Ananás lidera as denúncias da Comissão Pastoral da Terra de fazendas que utilizam mão-de-obra escrava. Desde 1985, a instituição levou ao Ministério do Trabalho e Emprego 16 casos. Além disso, seis propriedades que aparecem na "lista suja" são do município. A vizinha Araguaína é a segunda colocada em denúncias no Estado, com 11 casos.
Clima de tensão
Criado para defender e conscientizar moradores da região sobre seus direitos, o núcleo de Ananás nasceu da reação contra ameaças de grande produtores a trabalhadores rurais. Quando, em 2002, foi denunciado um criminoso esquema de aliciamento envolvendo grandes fazendeiros da região, ativistas tiveram que recorrer ao programa federal de proteção a testemunhas, no qual permanecem até hoje. Na ocasião, até um Procurador da República precisou ser transferido para outro Estado devido às ameaças de morte que sofreu. Cientes de que algo precisava ser feito, moradores do município criaram o núcleo de direitos humanos.
De acordo com um de seus membros (que, por questões de segurança, não pode ser identificado), a região vive cronicamente sob clima de tensão. "Fazendeiros colocam medo nos trabalhadores dizendo que, se forem denunciados, vão mandar matar, não vão mais dar mais serviço."
Ao mesmo tempo em que o CDH sofre ameaças, um casal do município vizinho de Riachinho foi obrigado a fugir da região. Depois de serem retirados da fazenda "Vou Vivendo" pela fiscalização do trabalho, eles exigiram seus direitos trabalhistas e foram ameaçados pessoalmente pelo dono da propriedade.
Impunidade
A julgar pelo histórico de impunidade na região, sobram motivos para os ameaçados se sentirem inseguros. Acusado de ser o autor de repetidas ameaças de morte proferidas contra um trabalhador de Ananás, contra agentes da CPT do Tocantins e contra o então Procurador da República em Palmas (TO), o fazendeiro Aldemir Lima Nunes, conhecido como "Branquinho", foi preso em Marabá (PA) em setembro de 2003. Um mês e meio depois, fugiu da penitenciária da cidade pela porta da frente, à luz do dia. Recapturado em janeiro de 2004, teve sua prisão preventiva revogada um mês depois pelo juiz federal substituto de Marabá, Francisco de Assis Garces Castro Júnior.

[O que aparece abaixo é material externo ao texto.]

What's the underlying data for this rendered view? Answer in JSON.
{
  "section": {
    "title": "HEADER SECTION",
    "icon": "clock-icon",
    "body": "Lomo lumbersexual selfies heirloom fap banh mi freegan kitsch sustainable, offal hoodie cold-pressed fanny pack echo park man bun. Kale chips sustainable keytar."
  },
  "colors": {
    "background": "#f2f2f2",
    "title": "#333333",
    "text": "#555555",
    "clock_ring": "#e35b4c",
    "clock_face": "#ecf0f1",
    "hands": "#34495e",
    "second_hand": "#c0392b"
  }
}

Branquinho também responde a processo por homicídios, crimes contra a ordem tributária, formação de quadrilha, aliciamento e redução de trabalhadores à condição análoga à de escravo. Apesar do Ministério Público Federal ter conseguido reativar a ordem de prisão do fazendeiro, ele permanece em liberdade até hoje, pois o mandato de prisão nunca foi cumprido.
O cotidiano de viver sob ameaças e assassinatos é antigo. O caso que mais marcou a memória dos moradores da região foi a morte do padre Josimo, em maio de 1986, ocorrida nas escadas do prédio da Diocese de Imperatriz (MA), onde funcionava o escritório da Comissão Pastoral da Terra, à qual era ligado. Das seis pessoas indiciadas como mandantes do crime, apenas duas estão presas, sendo que uma delas permaneceu 15 anos foragida. Do restante, dois foram inocentados, um já faleceu e outro ainda é procurado pela justiça.
Vinte anos após o assassinato de Josimo, o atual procurador do município de Araguaína, João Batista de Castro Neto, foi denunciado neste ano pelo Ministério Público do Estado do Maranhão como mais um entre os possíveis mandantes no crime.